Kesantunan Berbicara dalam Komunikasi Berbahasa

Kesantunan Berbicara dalam Komunikasi Berbahasa. -- Prinsip kesantunan menurut Leech (1993) menyangkut hubungan antara peserta komunikasi, yaitu penutur dan pendengar. Oleh sebab itulah mereka menggunakan strategi dalam mengajarkan suatu tuturan dengan tujuan agar kalimat yang dituturkan santun tanpa menyinggung pendengar.

Prinsip kesantunan adalah peraturan dalam percakapan yang mengatur penutur (penyapa) dan petutur (pesapa) untuk memperhatikan sopan santun dalam percakapan.

Setiap kali berbicara dengan orang lain, dia akan membuat keputusan-keputusan menyangkut apa yang ingin dikatakannya dan bagaimana menyatakannya. Hal ini tidak hanya menyangkut tipe kalimat atau ujaran apa dan bagaimana, tetapi juga menyangkut variasi atau tingkat bahasa sehingga kode yang digunakan berkaitan tidak saja dengan apa yang dikatakan, tetapi juga motif sosial tertentu yang ingin menghormati lawan bicara atau ingin mengidentifikasikan dirinya sebagai anggota golongan tertentu.

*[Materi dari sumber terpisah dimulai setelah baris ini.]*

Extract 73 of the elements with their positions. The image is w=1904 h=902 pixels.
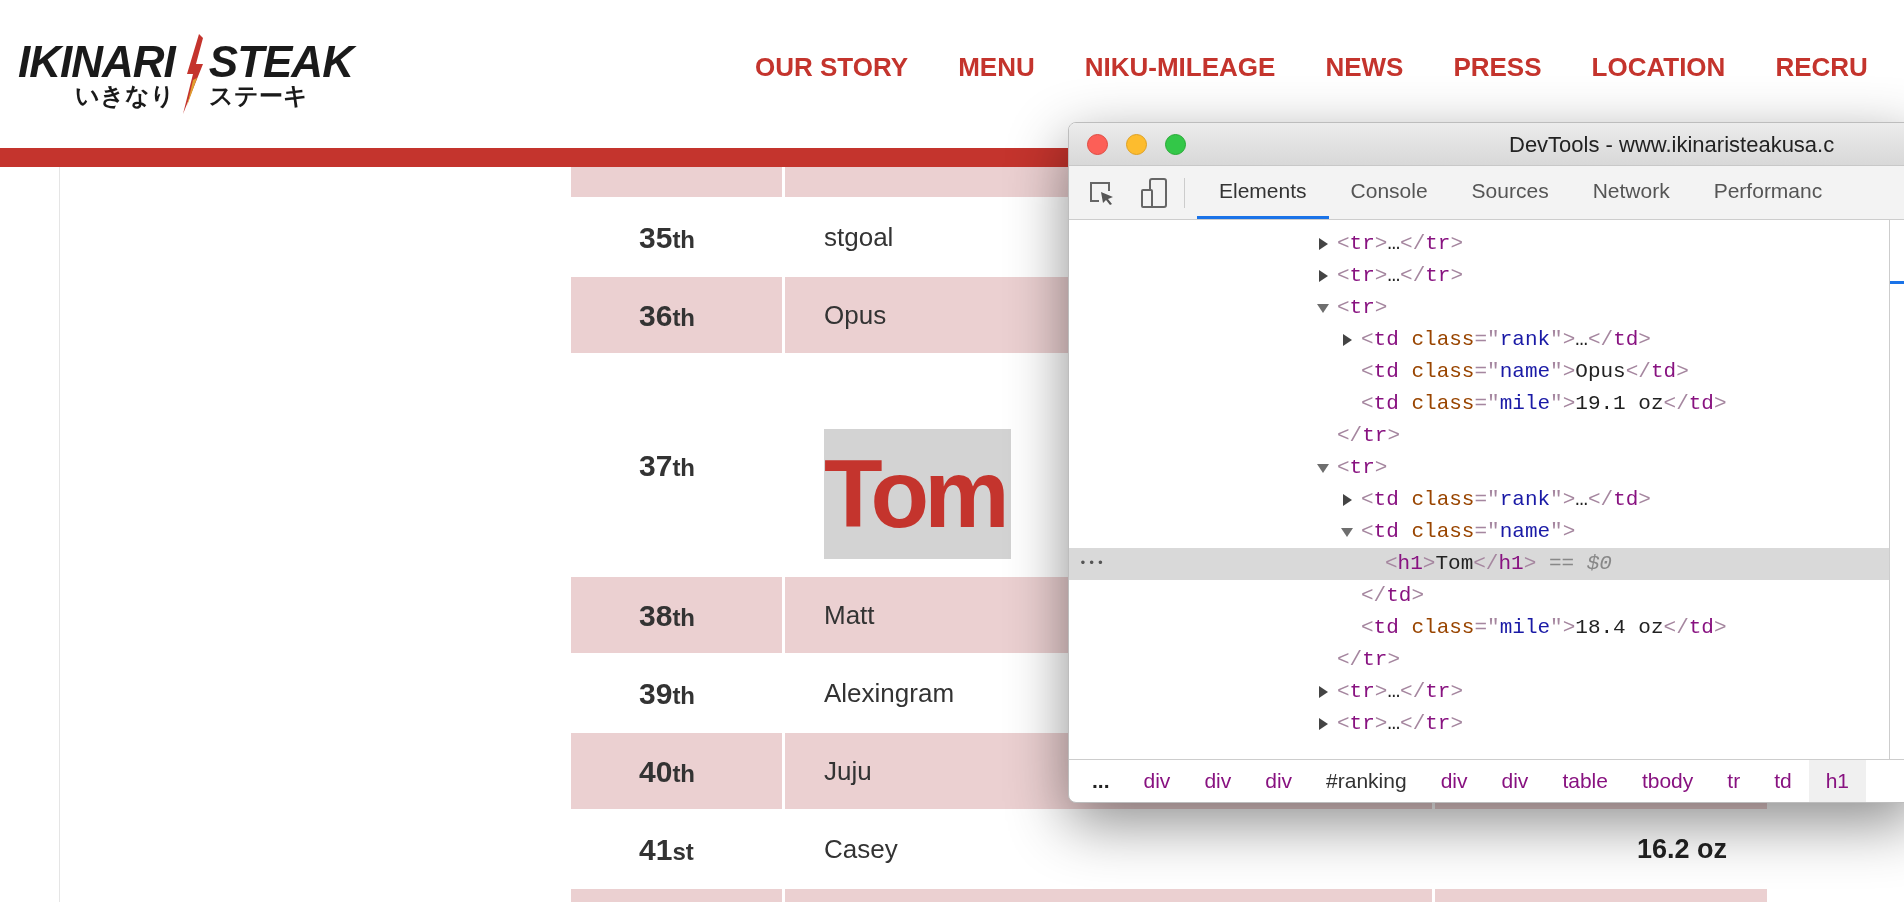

Secara umum, santun merupakan suatu yang lazim dapat diterima oleh umum. Santun tidak santun bukan makna absolut sebuah bentuk bahasa. Karena itu tidak ada kalimat yang secara inheren santun atau tidak santun, yang menentukan kesantunan bentuk bahasa ditambah konteks ujaran hubungan antara penutur dan petutur. Oleh karena itu, situasi varibel penting dalam kesantunan.

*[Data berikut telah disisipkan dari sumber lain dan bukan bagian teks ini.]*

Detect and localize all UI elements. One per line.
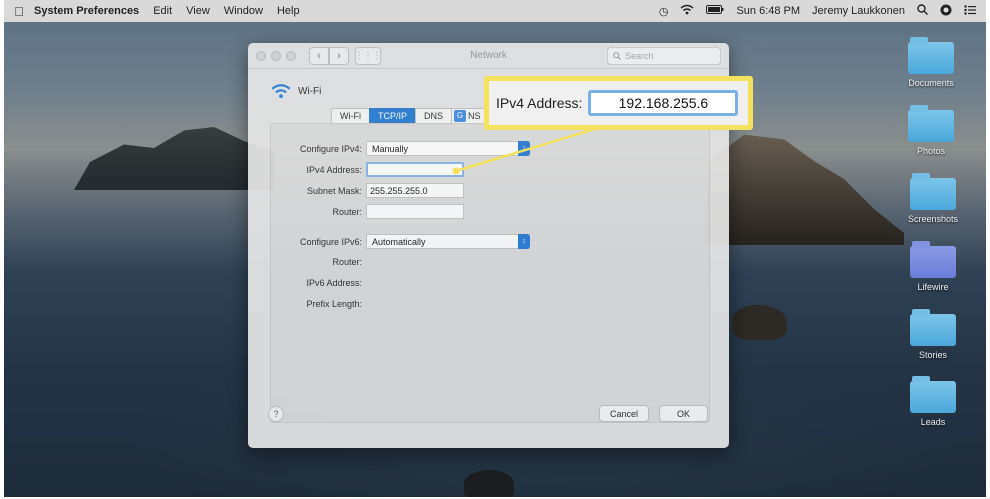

Kesantunan merupakan sebuah fenomena dalam kajian pragmatik. Setidaknya ada empat ancangan kesantunan dari para ahli yang dilihat dari sudut pandang yang berbeda, yaitu:

  1. Kesantunan dilihat  dari pandangan kaidah sosial tokohnya adalah Lakoff (1973);
  2. Kesantunan dilihat dari pandangan kontak percakapan tokohnya adalah Fraser (1990);
  3. Kesantunan dilihat dari pandangan maksim percakapan tokohnya adalah Leech (1993);
  4. Kesantunan dilihat dari pandangan penjagaan muka tokohnya adalah Brown dan Levinson (1987).

Prinsip Kesantunan Leech

Leech (1993) membahas teori kesantunan dengan menitikberatkan atas dasar nosi, (1) biaya/cost dan keuntungan/benefit, (2) kesetujuan/agreement, (3) pujian/approbation, (4) simpati/antipati. Leech (1993) sendiri mendefinisikan prinsip kesantunan yaitu dengan cara meminimalkan ungkapan yang kita yakini tidak santun.

Ada enam maksim menurut Leech (1993) yakni:
1) Maksim Kebijaksanaan (Tact Maxim)
     a. Kurangi kerugian orang lain.
     b. Tambahi keuntungan orang lain.
2) Maksim Penerimaan/ Penghargan (Approbation Maxim)
     a. Kurangi keuntungan diri sendiri.
     b. Tambahi kerugian diri sendiri.
3) Maksim Kemurahan (Generosity Maxim)
     a. Kurangi cacian pada orang lain.
     b. Tambahi pujian orang lain.
4) Maksim Kerendahan Hati (Modesty Maxim)
      a. Kurangi pujian pada diri sendiri.
      b. Tambahi cacian pada diri sendiri.
5) Maksim Kesepakatan/Kecocokan (Agreement Maxim)
      a. Kurangi ketidakcocokan antara diri sendiri dengan orang lain.
      b. Tingkatkan kecocokan antara diri sendiri dengan orang lain.
6) Maksim Simpati (Sympath Maxim)
     a. Kurangi antipati antara diri sendiri dengan orang lain.
     b. Perbesar simpati antara diri sendiri dengan orang lain. (Tarigan, 1990 dalam Rahardi 2005: 5)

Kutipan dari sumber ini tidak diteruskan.